Gabon et Tchad : l’eau, un enjeu vital pour l’afrique
Politique et environnement en Afrique

Gabon et Tchad : l’eau, un enjeu vital pour l’Afrique

N’Djamena, mercredi 15 juillet 2026 — Ce sommet du Forum africain de l’eau ne ressemble à aucun autre. Les dirigeants du continent ne s’y réunissent pas simplement pour discuter de climat ou d’écologie, mais pour aborder une question qui déterminera l’avenir même de l’Afrique : la maîtrise de l’eau.

En atterrissant à N’Djamena, le Président gabonais Brice Clotaire Oligui Nguema a envoyé un message fort : le Gabon prend part à une bataille qui engage bien plus que des intérêts nationaux. C’est une alliance continentale pour sécuriser une ressource vitale, alors que les besoins en eau potable explosent face à une croissance démographique sans précédent.

Accueilli par les plus hautes autorités tchadiennes, dont le Premier ministre et la Consule générale du Gabon en poste à N’Djamena, le Chef de l’État gabonais participe à un forum organisé conjointement par le Tchad et la Banque mondiale. L’objectif ? Passer des discours aux actes concrets pour offrir à des millions d’Africains un accès durable à une eau saine.

Sous le thème « De la vision à l’action », cette rencontre rassemble chefs d’État, institutions financières et experts pour répondre à une question cruciale : comment financer et déployer rapidement les infrastructures hydrauliques dont l’Afrique a désespérément besoin ?

L’eau, nouvelle arme de souveraineté pour l’Afrique

Longtemps perçue comme un simple enjeu sanitaire, l’accès à l’eau s’impose aujourd’hui comme le nouveau champ de bataille géopolitique du continent.
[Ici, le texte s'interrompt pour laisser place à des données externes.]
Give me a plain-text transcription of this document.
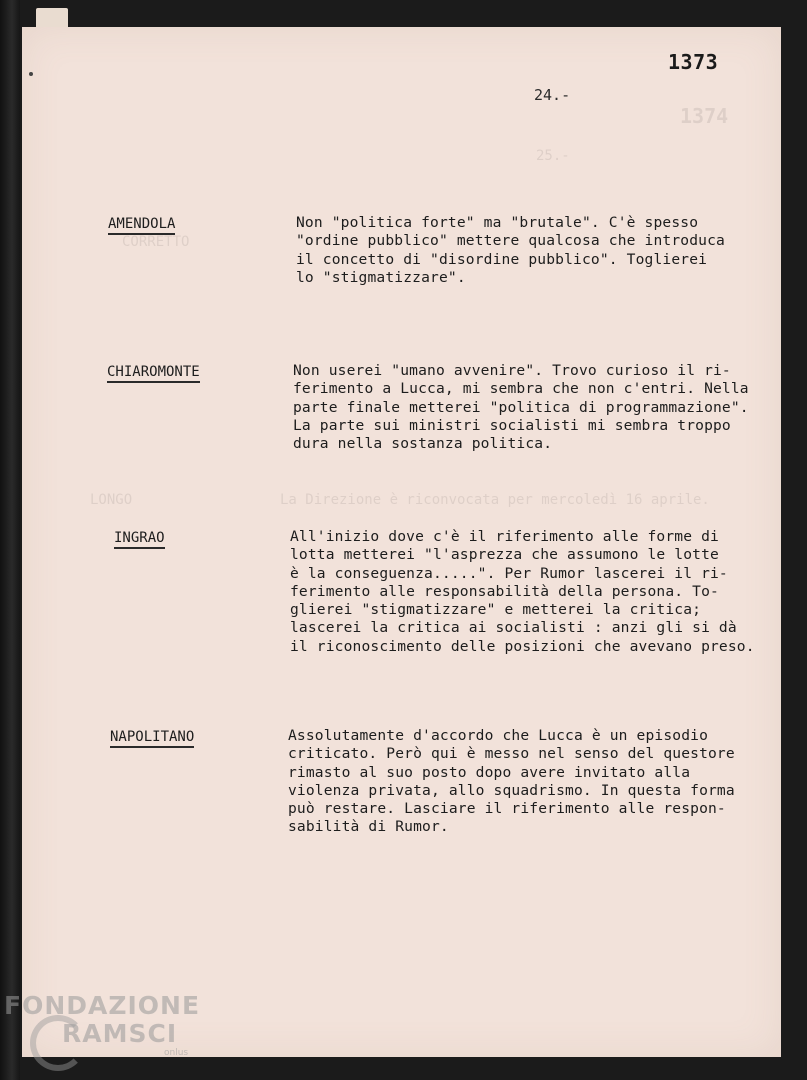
1374
25.-
CORRETTO
LONGO	La Direzione è riconvocata per mercoledì 16 aprile.
1373
24.-
AMENDOLA	Non "politica forte" ma "brutale". C'è spesso
"ordine pubblico" mettere qualcosa che introduca
il concetto di "disordine pubblico". Toglierei
lo "stigmatizzare".
CHIAROMONTE	Non userei "umano avvenire". Trovo curioso il ri-
ferimento a Lucca, mi sembra che non c'entri. Nella
parte finale metterei "politica di programmazione".
La parte sui ministri socialisti mi sembra troppo
dura nella sostanza politica.
INGRAO	All'inizio dove c'è il riferimento alle forme di
lotta metterei "l'asprezza che assumono le lotte
è la conseguenza.....". Per Rumor lascerei il ri-
ferimento alle responsabilità della persona. To-
glierei "stigmatizzare" e metterei la critica;
lascerei la critica ai socialisti : anzi gli si dà
il riconoscimento delle posizioni che avevano preso.
NAPOLITANO	Assolutamente d'accordo che Lucca è un episodio
criticato. Però qui è messo nel senso del questore
rimasto al suo posto dopo avere invitato alla
violenza privata, allo squadrismo. In questa forma
può restare. Lasciare il riferimento alle respon-
sabilità di Rumor.
FONDAZIONE
RAMSCI
onlus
Avec près de 9 % des réserves mondiales d’eau douce, l’Afrique reste paradoxalement en proie à des pénuries chroniques, privant des centaines de millions de personnes d’un accès à une eau potable.

Cette situation met en lumière un paradoxe africain : une richesse naturelle inégalée coexiste avec des infrastructures défaillantes et des populations assoiffées. Sans eau, impossible de développer une agriculture compétitive, une industrie durable ou même d’assurer la stabilité sociale. Les conflits futurs ne se joueront plus seulement autour du pétrole ou des minerais, mais bel et bien autour des fleuves, des nappes phréatiques et des barrages.

Dans ce contexte, le Forum africain de l’eau dépasse le cadre d’une simple conférence technique. Il représente une étape décisive vers une nouvelle gouvernance continentale de l’eau, où chaque pays doit trouver sa place dans un équilibre fragile mais indispensable.

Le Gabon s’engage dans une dynamique régionale ambitieuse

La présence de Brice Clotaire Oligui Nguema à N’Djamena s’inscrit dans une stratégie plus large menée par le Gabon pour moderniser sa gestion de l’eau. Malgré ses importantes ressources hydriques, le pays fait face aux mêmes défis que ses voisins : urbanisation galopante, vieillissement des réseaux et pression démographique croissante.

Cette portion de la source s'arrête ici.